Он вынул трубку изо рта.
— Добрый, добрый. Что-то ты давненько не захаживал.
— Сонату кончал.
— Когда позовешь слушать?
— Не знаю… Новое забрезжило. Что ты-то с Шурой не пришел нынче на пляж?
— Да знаешь… бывает. Работалось хорошо, жаль было отрываться… Шура надеялась, девчонка хоть твоему напишет. Нам казалось, она очень его любит.
— За что его любить, шалопая.
Рамо засмеялся.
— Я-то понимаю, что случиться ничего не могло, просто девчонке, как это у вас говорят… вожжа под хвост попала, — произнес он старательно и со вкусом, — но попробуй это Шуре объясни. Может, зайдешь?
— Прости, боюсь, моя меня уже заждалась… передавай Шурочке привет, мы обязательно на днях заскочим. И пусть не волнуется попусту — скоро обязательно придет письмо, я уверен.
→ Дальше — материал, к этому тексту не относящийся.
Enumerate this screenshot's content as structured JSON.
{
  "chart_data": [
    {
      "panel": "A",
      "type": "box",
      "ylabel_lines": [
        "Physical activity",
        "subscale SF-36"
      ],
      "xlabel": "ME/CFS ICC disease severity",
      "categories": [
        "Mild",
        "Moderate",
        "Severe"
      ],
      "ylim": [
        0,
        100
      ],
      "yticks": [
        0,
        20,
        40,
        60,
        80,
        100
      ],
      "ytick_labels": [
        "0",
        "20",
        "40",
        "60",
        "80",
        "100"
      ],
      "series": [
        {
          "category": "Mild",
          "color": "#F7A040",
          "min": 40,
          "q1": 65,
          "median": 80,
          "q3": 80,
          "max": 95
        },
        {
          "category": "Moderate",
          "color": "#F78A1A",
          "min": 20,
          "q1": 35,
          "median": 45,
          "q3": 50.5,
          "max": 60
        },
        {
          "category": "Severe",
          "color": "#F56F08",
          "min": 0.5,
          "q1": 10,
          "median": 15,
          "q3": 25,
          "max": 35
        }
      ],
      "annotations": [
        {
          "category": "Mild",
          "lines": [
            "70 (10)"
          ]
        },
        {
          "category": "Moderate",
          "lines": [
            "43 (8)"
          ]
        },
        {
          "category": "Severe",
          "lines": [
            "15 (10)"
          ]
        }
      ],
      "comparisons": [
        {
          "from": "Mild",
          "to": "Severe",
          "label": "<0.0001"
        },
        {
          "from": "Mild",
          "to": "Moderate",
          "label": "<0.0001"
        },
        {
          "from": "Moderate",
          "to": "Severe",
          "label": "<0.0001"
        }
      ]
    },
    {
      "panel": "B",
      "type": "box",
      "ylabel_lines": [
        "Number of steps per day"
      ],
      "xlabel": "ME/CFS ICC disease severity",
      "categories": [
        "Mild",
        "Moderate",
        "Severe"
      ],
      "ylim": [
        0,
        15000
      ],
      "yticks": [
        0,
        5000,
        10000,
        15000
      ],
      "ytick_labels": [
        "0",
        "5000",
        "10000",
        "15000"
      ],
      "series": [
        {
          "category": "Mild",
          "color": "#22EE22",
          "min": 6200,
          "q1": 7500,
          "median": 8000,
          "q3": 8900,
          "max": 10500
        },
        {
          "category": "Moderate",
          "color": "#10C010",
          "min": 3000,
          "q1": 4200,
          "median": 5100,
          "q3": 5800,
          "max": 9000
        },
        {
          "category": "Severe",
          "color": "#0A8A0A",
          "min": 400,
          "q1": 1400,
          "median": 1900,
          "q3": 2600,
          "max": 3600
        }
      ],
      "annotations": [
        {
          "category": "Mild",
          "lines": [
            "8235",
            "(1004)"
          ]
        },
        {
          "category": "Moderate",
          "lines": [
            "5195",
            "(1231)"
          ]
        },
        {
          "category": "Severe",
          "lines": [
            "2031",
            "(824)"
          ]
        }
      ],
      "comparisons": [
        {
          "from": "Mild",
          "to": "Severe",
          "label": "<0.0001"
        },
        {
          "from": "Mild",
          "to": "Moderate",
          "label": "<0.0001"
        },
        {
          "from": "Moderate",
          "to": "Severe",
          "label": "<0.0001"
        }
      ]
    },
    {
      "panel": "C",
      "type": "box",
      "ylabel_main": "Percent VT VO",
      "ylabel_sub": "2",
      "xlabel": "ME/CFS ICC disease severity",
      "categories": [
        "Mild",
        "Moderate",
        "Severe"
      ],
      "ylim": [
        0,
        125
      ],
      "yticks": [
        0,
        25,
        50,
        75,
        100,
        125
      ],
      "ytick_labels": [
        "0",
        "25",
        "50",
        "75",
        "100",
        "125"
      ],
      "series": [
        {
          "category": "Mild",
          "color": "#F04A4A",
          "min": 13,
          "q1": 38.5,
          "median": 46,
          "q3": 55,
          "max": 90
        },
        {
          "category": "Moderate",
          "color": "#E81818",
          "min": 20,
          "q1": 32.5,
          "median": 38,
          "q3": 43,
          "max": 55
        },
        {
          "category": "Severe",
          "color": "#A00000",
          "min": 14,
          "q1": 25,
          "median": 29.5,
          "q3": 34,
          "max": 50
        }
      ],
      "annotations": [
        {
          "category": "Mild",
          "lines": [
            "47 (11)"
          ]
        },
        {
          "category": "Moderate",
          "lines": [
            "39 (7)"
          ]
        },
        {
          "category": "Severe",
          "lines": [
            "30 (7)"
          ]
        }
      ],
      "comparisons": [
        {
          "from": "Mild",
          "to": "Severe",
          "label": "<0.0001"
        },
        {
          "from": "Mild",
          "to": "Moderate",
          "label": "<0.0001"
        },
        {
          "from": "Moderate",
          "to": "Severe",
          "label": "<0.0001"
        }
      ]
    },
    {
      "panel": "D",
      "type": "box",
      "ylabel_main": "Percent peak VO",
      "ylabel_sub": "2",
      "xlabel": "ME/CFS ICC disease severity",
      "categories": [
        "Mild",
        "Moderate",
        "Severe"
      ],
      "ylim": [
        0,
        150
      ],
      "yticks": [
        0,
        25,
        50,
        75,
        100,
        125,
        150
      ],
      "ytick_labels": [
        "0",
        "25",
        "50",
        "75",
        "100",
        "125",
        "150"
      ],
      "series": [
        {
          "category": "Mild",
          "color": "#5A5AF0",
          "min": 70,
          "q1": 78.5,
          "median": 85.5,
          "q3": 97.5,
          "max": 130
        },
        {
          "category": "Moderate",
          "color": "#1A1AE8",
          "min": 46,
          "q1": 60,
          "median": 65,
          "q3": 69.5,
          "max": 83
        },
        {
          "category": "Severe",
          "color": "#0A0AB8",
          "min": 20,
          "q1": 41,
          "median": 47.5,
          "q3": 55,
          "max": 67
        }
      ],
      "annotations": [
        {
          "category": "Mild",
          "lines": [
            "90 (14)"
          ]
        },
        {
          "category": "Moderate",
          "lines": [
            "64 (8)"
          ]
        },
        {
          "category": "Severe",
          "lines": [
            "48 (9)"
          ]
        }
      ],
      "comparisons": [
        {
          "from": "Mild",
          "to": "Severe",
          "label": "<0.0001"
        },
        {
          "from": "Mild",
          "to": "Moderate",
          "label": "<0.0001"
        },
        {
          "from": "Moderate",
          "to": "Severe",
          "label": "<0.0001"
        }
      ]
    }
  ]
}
Из коттеджа Эми слышались музыка, смех, какие-то выклики — там отдыхали, и я подумал: а сколько же энергии ушло на то, чтобы донести эту женщину до Эпсилона Индейца, сколько антиматерии превратилось в неистовый свет, разгоняя до субсветовой скорости, а затем затормаживая ее тело, так и не давшее продолжения? И еще я подумал: но ведь она тоже согласилась тогда? А если рассказать ей? Я усмехнулся: пожалуй, она стала бы гордиться собой еще больше, она любила обманывать ожидания; делать то, чего от нее ждут, всегда казалось ей унизительным; пожалуй, она стала бы говорить, что свершила подвиг — отказалась от женского счастья, но не родила детей на заклание звездному Молоху… Но ведь именно выполняя ее нелепую прихоть, я поднял себя на дыбы и проник в тайну — случайно ли это, или здесь есть некий парадоксальный смысл?